Why interoceptive exposure is the active ingredient — not breathing exercises
The single biggest mistake in panic treatment is leading with paced breathing as a coping skill. Clients love it — and that is the problem. Paced breathing reliably becomes a safety behavior: 'if I hadn't done my breathing I would have died.' Each successful 'rescue' confirms the catastrophic prediction that the sensation was, in fact, dangerous, and prevents the new learning the brain needs. Interoceptive exposure does the opposite: the client deliberately produces the sensation they fear (racing heart, dizziness, shortness of breath), does nothing to manage it, and discovers the predicted catastrophe doesn't arrive. Repeated 30 to 50 times across sessions and home practice, this overwrites the threat association with a safety association. Breathing exercises have a place in initial stabilization for severe agoraphobia — but they should be retired before exposure begins, not used as the treatment.
Common safety behaviors that quietly maintain panic
Audit for these in session 2 and drop them deliberately across treatment. Carrying water 'in case I get dizzy.' Carrying a benzo 'I haven't taken in months but feel safer knowing it's there.' Sitting near exits.
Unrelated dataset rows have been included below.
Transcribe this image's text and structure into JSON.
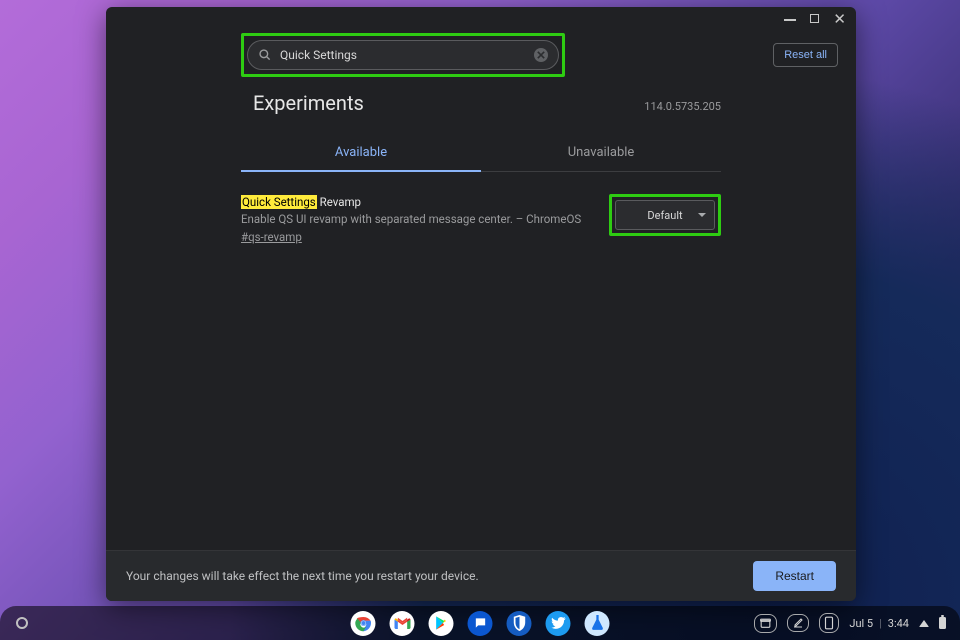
{
  "window_controls": {
    "minimize": "minimize",
    "maximize": "maximize",
    "close": "close"
  },
  "search": {
    "value": "Quick Settings"
  },
  "reset_label": "Reset all",
  "page_title": "Experiments",
  "version": "114.0.5735.205",
  "tabs": {
    "available": "Available",
    "unavailable": "Unavailable",
    "active": "available"
  },
  "flag": {
    "highlight": "Quick Settings",
    "title_rest": " Revamp",
    "description": "Enable QS UI revamp with separated message center. – ChromeOS",
    "anchor": "#qs-revamp",
    "select_value": "Default"
  },
  "footer": {
    "message": "Your changes will take effect the next time you restart your device.",
    "restart": "Restart"
  },
  "shelf": {
    "date": "Jul 5",
    "time": "3:44"
  }
}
Driving only in the right lane. Avoiding caffeine, exercise, hot rooms, or anything that produces panic-like sensations. Checking pulse. Phone-checking for distraction. Calling a partner mid-attack. Each of these signals to the brain that the situation was dangerous and required management — and prevents the corrective learning. The cleanest exposure design names every safety behavior the client is using and removes them one at a time across the protocol, ending with the most defended (often the benzo in the bag).
When to coordinate with a prescriber
Two scenarios. First: severe, daily panic with marked agoraphobia where the client cannot mobilize for exposure work — short-term SSRI initiation often lowers baseline arousal enough that CBT becomes possible. Coordinate so the client understands the medication is a bridge, not the cure, and so dosing changes don't get attributed to therapy progress (or vice versa). Second: chronic benzodiazepine use. Long-term benzos undermine CBT-for-panic because every learning trial is contaminated — the client cannot tell whether they recovered because the panic passed or because the pill kicked in. Build a coordinated taper with the prescriber that begins after interoceptive habituation is in place, not before. Tapering off benzos without doing the CBT work first reliably produces rebound panic and demoralization.